Actions you can take to try to avoid motion sickness include asking for a seat near the wings, where the aircraft’s movement in the air is felt least of all. If this cannot be done, at least try and get a window seat: on a daytime flight, this will enable you to fix your gaze on a point on the horizon. This provides a reference point for your body’s balance system, and will usually alleviate any nausea.
Don’t travel on an empty stomach, either: doing so can also bring on motion sickness. We advise you to eat light food before and during your flight. You should also avoid drinking too much coffee, black tea or alcohol, steer clear of fatty foods and refrain from smoking. And be sure to drink adequate volumes of liquids, too.
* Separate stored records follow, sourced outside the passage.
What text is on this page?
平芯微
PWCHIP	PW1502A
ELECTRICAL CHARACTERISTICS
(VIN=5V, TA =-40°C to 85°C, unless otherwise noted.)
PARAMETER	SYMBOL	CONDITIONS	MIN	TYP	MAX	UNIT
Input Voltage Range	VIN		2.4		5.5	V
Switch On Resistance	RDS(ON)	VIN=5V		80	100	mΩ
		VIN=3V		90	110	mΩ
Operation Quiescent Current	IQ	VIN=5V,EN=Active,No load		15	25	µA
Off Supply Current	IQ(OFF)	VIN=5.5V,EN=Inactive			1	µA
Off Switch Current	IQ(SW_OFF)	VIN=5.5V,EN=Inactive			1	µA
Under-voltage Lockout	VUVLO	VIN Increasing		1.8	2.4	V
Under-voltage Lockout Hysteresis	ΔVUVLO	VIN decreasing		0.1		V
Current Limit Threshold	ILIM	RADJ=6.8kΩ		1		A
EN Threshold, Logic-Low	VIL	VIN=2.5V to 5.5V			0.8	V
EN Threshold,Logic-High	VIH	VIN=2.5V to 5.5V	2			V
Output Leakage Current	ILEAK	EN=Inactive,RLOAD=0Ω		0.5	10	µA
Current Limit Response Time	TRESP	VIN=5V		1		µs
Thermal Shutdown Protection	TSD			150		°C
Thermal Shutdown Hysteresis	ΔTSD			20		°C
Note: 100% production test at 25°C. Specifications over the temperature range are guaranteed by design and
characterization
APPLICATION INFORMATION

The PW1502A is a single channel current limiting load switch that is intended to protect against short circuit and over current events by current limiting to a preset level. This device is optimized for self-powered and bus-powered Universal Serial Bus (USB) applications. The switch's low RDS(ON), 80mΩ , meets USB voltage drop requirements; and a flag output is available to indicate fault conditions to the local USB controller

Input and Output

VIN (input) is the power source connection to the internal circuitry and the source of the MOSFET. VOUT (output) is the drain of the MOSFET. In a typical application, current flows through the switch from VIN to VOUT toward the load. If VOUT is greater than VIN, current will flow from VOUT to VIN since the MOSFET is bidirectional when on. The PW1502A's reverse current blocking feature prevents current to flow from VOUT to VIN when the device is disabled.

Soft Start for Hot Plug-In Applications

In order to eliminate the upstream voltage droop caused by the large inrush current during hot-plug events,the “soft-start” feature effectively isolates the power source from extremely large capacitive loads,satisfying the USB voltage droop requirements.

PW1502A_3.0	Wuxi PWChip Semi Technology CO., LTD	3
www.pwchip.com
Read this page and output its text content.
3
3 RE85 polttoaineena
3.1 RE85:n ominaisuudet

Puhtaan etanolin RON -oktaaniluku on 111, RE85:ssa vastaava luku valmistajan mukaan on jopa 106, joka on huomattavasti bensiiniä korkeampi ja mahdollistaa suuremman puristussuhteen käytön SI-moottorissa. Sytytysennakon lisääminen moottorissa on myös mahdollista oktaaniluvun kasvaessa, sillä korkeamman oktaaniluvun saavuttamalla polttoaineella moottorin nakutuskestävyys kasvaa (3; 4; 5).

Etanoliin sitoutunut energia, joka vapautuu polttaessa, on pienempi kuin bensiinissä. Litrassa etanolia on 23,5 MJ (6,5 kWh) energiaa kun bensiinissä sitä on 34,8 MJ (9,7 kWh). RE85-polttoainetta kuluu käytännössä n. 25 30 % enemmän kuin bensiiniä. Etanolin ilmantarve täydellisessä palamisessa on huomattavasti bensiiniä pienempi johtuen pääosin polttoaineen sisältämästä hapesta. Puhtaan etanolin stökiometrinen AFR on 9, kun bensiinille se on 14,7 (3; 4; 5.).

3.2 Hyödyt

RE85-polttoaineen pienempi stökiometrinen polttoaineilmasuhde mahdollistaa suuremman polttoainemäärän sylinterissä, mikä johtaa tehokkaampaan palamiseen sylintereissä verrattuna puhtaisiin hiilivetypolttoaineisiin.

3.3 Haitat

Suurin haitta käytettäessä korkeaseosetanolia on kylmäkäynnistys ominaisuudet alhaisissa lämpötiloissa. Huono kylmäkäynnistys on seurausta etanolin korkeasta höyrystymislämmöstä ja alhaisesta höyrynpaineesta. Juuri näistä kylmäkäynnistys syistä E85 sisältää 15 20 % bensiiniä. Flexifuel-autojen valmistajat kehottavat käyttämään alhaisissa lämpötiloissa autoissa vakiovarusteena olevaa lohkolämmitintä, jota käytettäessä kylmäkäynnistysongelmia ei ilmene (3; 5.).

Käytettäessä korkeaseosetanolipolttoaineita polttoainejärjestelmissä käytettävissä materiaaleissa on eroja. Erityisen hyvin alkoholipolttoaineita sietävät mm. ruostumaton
If you intend to take medication to prevent motion sickness, this should be done 30 to 60 minutes before takeoff, to give it the time to have sufficient effect. Pay due and full regard to the dosage and any contra-indications, too.
The range of anti-motion sickness medications available includes chewing gum and various types of tablet. Many of these can be taken more than once – on a long-haul flight, for instance – subject to their indications. In the field of herbal remedies, ginger has also been shown to help prevent nausea. This should be taken before the flight, and can be ingested in tea or tablet form.